AI Security Compliance for Enterprise: SOC 2, GDPR, and the EU AI Act
Navigate AI security compliance requirements including SOC 2, GDPR, HIPAA, and the EU AI Act. Learn how to build compliant LLM applications while maintaining development velocity.
Enterprise adoption of LLMs is accelerating, but so are regulatory requirements. Organizations must navigate SOC 2, GDPR, HIPAA, and the landmark EU AI Act.

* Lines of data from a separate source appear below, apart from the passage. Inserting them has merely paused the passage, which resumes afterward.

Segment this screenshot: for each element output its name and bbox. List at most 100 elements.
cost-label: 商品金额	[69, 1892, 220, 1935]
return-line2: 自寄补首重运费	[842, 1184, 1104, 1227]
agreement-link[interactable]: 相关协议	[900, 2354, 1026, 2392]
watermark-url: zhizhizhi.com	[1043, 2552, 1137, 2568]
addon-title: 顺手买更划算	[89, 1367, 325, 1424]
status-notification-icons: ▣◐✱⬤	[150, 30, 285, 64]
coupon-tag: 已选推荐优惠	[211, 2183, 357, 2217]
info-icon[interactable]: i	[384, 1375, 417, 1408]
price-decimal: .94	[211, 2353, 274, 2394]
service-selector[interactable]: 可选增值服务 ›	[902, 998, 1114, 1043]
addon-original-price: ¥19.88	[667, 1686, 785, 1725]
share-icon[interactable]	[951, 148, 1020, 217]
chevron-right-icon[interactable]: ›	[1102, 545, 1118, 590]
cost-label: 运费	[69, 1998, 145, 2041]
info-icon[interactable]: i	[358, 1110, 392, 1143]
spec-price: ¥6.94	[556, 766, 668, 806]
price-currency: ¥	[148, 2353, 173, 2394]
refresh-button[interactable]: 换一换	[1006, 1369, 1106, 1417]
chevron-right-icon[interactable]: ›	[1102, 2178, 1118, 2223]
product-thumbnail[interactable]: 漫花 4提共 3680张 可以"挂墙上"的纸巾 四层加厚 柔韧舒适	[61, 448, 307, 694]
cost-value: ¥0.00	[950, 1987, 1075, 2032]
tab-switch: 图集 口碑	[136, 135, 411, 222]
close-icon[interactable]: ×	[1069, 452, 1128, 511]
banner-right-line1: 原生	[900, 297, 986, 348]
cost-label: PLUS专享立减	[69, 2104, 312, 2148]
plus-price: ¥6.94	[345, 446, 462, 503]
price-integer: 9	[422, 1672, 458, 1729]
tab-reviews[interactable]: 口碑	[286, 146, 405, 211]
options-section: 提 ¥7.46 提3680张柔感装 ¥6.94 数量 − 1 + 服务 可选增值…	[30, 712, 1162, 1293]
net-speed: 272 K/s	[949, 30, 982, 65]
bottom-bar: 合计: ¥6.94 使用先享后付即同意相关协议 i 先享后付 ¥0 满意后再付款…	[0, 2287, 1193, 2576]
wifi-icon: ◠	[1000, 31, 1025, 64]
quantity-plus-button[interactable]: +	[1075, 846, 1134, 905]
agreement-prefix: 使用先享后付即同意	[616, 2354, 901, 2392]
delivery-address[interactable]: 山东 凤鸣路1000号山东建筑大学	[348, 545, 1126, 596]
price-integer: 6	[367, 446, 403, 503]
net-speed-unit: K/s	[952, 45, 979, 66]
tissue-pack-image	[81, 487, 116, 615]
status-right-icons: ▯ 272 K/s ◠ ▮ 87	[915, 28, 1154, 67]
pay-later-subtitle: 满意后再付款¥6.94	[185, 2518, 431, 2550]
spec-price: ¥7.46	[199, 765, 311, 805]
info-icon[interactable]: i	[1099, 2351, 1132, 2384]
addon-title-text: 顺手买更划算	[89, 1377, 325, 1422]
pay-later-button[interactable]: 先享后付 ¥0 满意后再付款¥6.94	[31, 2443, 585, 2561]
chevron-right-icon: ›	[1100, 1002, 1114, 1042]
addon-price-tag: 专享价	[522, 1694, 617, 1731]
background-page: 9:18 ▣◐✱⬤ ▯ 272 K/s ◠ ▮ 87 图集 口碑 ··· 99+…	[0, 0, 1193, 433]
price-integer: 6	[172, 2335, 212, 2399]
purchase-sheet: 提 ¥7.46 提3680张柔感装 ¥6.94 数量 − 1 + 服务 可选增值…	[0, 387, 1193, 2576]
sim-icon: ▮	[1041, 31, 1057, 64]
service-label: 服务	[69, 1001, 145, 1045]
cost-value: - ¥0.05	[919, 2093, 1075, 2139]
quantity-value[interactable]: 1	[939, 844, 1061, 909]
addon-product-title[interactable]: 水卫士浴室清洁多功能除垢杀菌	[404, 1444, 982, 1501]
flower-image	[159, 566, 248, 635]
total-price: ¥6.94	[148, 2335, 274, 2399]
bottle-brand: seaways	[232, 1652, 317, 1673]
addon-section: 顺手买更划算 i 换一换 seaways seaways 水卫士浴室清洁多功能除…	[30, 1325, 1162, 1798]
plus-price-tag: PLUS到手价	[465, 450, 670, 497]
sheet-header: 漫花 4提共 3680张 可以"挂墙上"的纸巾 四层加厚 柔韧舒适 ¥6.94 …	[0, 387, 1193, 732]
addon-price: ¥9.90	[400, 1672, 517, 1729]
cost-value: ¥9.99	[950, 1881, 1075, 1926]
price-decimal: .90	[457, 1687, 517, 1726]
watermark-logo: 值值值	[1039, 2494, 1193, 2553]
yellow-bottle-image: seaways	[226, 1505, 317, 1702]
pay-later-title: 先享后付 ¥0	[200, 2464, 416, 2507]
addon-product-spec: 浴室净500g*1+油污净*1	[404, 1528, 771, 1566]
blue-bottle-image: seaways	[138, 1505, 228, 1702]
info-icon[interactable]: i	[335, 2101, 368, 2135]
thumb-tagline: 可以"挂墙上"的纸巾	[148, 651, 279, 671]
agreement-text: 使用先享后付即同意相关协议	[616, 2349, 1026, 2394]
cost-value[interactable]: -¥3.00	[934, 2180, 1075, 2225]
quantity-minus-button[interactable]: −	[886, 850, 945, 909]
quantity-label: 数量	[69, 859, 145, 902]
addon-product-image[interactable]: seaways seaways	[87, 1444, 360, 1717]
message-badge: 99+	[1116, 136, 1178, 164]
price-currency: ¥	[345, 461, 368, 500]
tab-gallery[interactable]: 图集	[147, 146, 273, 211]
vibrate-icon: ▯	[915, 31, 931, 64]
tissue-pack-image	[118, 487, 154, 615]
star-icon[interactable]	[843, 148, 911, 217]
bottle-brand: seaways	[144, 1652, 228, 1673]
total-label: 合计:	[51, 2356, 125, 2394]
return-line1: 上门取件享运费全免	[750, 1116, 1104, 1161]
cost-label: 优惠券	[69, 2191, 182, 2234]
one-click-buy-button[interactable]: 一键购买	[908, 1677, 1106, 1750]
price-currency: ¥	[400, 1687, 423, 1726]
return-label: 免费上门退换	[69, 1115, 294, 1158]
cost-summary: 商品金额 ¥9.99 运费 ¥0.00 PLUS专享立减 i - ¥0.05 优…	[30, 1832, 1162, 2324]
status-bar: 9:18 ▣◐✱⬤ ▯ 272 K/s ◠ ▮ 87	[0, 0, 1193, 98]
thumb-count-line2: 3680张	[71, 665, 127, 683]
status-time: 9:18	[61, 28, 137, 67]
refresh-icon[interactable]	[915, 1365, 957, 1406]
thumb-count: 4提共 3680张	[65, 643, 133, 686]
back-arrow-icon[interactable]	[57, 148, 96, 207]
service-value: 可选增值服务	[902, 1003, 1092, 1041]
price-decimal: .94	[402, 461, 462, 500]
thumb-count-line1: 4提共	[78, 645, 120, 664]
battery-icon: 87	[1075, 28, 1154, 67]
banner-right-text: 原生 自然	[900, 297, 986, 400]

This guide helps you build compliant LLM applications without sacrificing innovation.
Regulatory Reality
The EU AI Act entered into force in August 2024, with full compliance required by August 2026. Organizations using high-risk AI systems must implement comprehensive governance, documentation, and security controls.
The AI Compliance Landscape
Existing Frameworks Applied to AI
- SOC 2: Security, availability, and confidentiality controls for AI services
- GDPR: Data protection for AI processing EU citizen data, including automated decision-making rights
- HIPAA: PHI protection for healthcare AI applications
- PCI DSS: Payment data security for AI in financial services
- ISO 27001: Information security management including AI systems
EU AI Act Requirements
The EU AI Act introduces risk-based requirements:
- Prohibited AI: Social scoring, manipulative AI, biometric categorization
- High-Risk AI: Employment, credit, healthcare decisions require extensive documentation
- Limited Risk: Chatbots and deepfakes need transparency measures
- General Purpose AI: Foundation models have specific disclosure requirements
Key Compliance Requirements
Data Protection
- Data Minimization: Only process necessary data in prompts and contexts
- Purpose Limitation: Use data only for stated purposes
- Storage Limitation: Define retention policies for conversation logs
- Access Controls: Restrict who can access LLM interactions
- Data Subject Rights: Enable deletion requests for AI-processed data
- Cross-Border Transfers: Ensure model providers comply with data residency
Security Controls
- Input validation and prompt injection prevention
- Output filtering and content moderation
- Encryption in transit and at rest
- Comprehensive audit logging
- Incident response procedures for AI-related breaches
- Regular security testing and red teaming
Transparency and Explainability
- Disclose AI use to affected individuals
- Explain how AI influences decisions
- Provide mechanisms for human review
- Document system capabilities and limitations
- Maintain records of AI system changes
Building a Compliance Program
1. AI Inventory and Risk Classification
- Document all LLM deployments and their purposes
- Classify risk level under EU AI Act categories
- Identify data processed and decisions influenced
- Map to applicable regulatory frameworks
2. Control Implementation
- Technical: Security tools, monitoring, access controls
- Administrative: Policies, procedures, training
- Human Oversight: Review processes for AI decisions
- Vendor Management: Assess AI service providers
3. Documentation and Evidence
- Maintain technical documentation for high-risk systems
- Keep audit logs for compliance evidence
- Document security testing results
- Record model versions and changes
4. Continuous Monitoring
- Regular security testing and red teaming
- Audit log review and anomaly detection
- Incident tracking and response
- Regulatory update monitoring
Zero Trust for AI
Implement Zero Trust principles for AI systems:
- Never Trust, Always Verify: Validate all inputs and outputs
- Least Privilege: Minimize AI access to data and functions
- Assume Breach: Design for containment of compromised AI
- Continuous Verification: Monitor AI behavior for anomalies
Prompt Guardrails for Compliance
Our platform provides compliance-enabling features:
- Security Controls: Prompt injection prevention, output filtering
- Audit Logging: Comprehensive logs for compliance evidence
- Testing Documentation: Red team results for auditors
- Policy Enforcement: Automated security requirement validation
Conclusion
AI compliance requires a comprehensive approach combining technical controls, governance processes, and continuous monitoring. As regulations like the EU AI Act take full effect, organizations must proactively implement robust security and documentation practices. The investment in compliance infrastructure today positions your organization to scale AI adoption responsibly.